Barbarians At The Gates Of Realville

Above is the title of Peter Burfeind’s article at The Federalist, and here is the introductory sentence: “We’re watching our culture commit logocide—killing, not just discussion, but any potential framework for discussion. It means to end the West.”

Here are Burfeind’s opening four paragraphs — it’s a long post, but worth reading in full:

Conservatives are realizing we haven’t just lost a few arguments on social issues, global warming, or the economy. We wish. Rather, like something out of “The Matrix,” the very cosmic architecture that allows for argument in the first place has warped beyond recognition. We are witnesses to a logicide, the murder not just of discussion, but the possibility of any framework for discussion.

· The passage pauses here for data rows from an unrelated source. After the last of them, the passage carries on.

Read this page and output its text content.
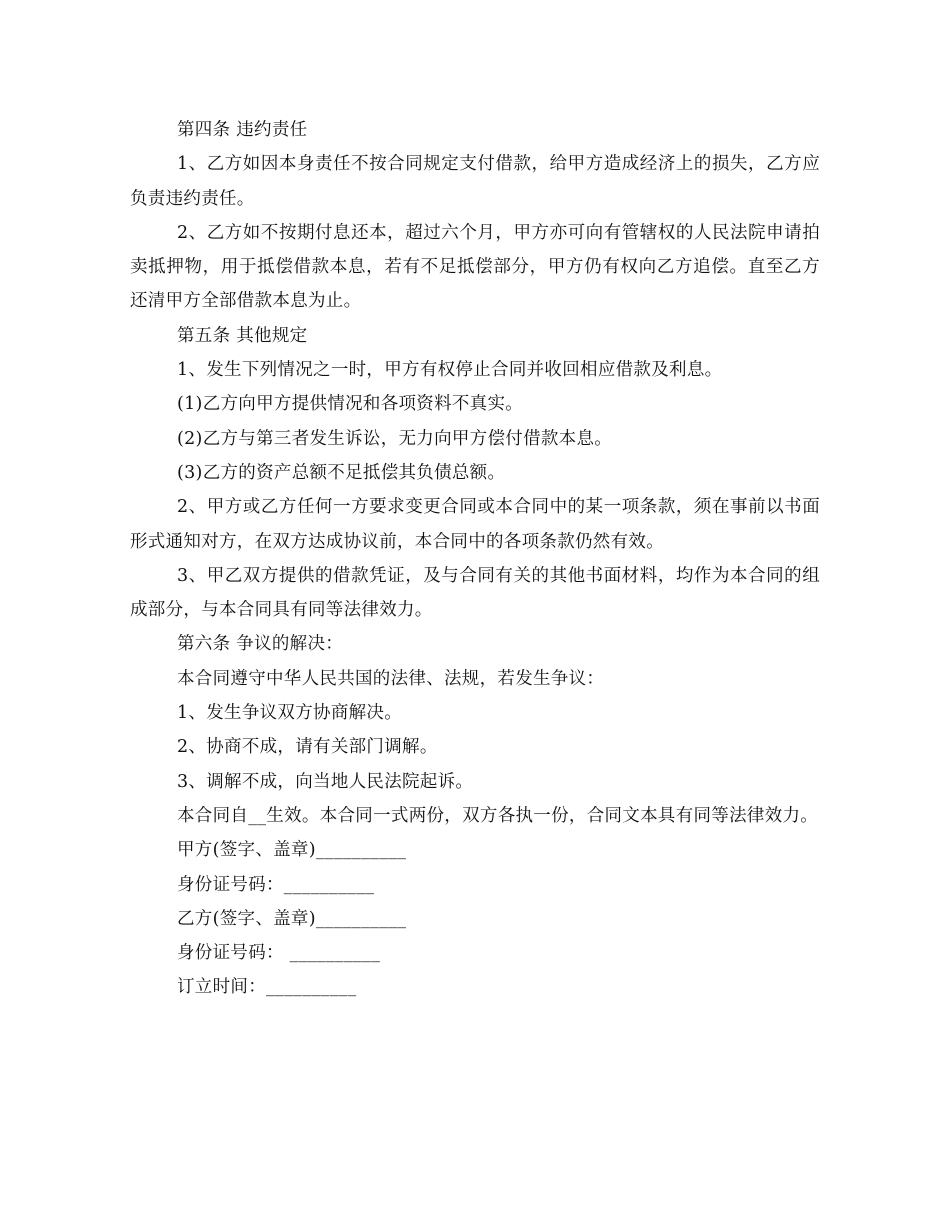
第四条 违约责任

1、乙方如因本身责任不按合同规定支付借款，给甲方造成经济上的损失，乙方应负责违约责任。

2、乙方如不按期付息还本，超过六个月，甲方亦可向有管辖权的人民法院申请拍卖抵押物，用于抵偿借款本息，若有不足抵偿部分，甲方仍有权向乙方追偿。直至乙方还清甲方全部借款本息为止。

第五条 其他规定

1、发生下列情况之一时，甲方有权停止合同并收回相应借款及利息。

(1)乙方向甲方提供情况和各项资料不真实。

(2)乙方与第三者发生诉讼，无力向甲方偿付借款本息。

(3)乙方的资产总额不足抵偿其负债总额。

2、甲方或乙方任何一方要求变更合同或本合同中的某一项条款，须在事前以书面形式通知对方，在双方达成协议前，本合同中的各项条款仍然有效。

3、甲乙双方提供的借款凭证，及与合同有关的其他书面材料，均作为本合同的组成部分，与本合同具有同等法律效力。

第六条 争议的解决：

本合同遵守中华人民共国的法律、法规，若发生争议：

1、发生争议双方协商解决。

2、协商不成，请有关部门调解。

3、调解不成，向当地人民法院起诉。

本合同自__生效。本合同一式两份，双方各执一份，合同文本具有同等法律效力。

甲方(签字、盖章)__________

身份证号码：__________

乙方(签字、盖章)__________

身份证号码： __________

订立时间：__________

Some of us have been screaming in the wilderness about the effects our cultural Gnosticism is having on public discourse. (See here, here, here, here, and here, for starters.) It’s a very real thing, and you’d better get a handle on it if you want a roadmap for the future.

No less than Pope John Paul II said, “Gnosticism…has always existed side by side with Christianity, sometimes taking the shape of philosophical movement, but more often assuming the characteristics of a religion or para-religion, in distinct, if not declared, conflict with all that is essentially Christian.”

Additional insights from political philosopherWilliam Voegelin, existentialist philosopherHans Jonas, and literary critic Harald Bloom reveal Gnosticism as a “theory of everything” explaining transgenderism, change-the-world utopianism, gay marriage, the erosion of borders, but also movements in conservative Christian circles like contemporary worship and the mega-church movement. It helps explain why media-induced phantasmia—manipulation through music, movies, and trending Internet memes—are the new authorities. It explains how the personality cult has become the default venue for social organization.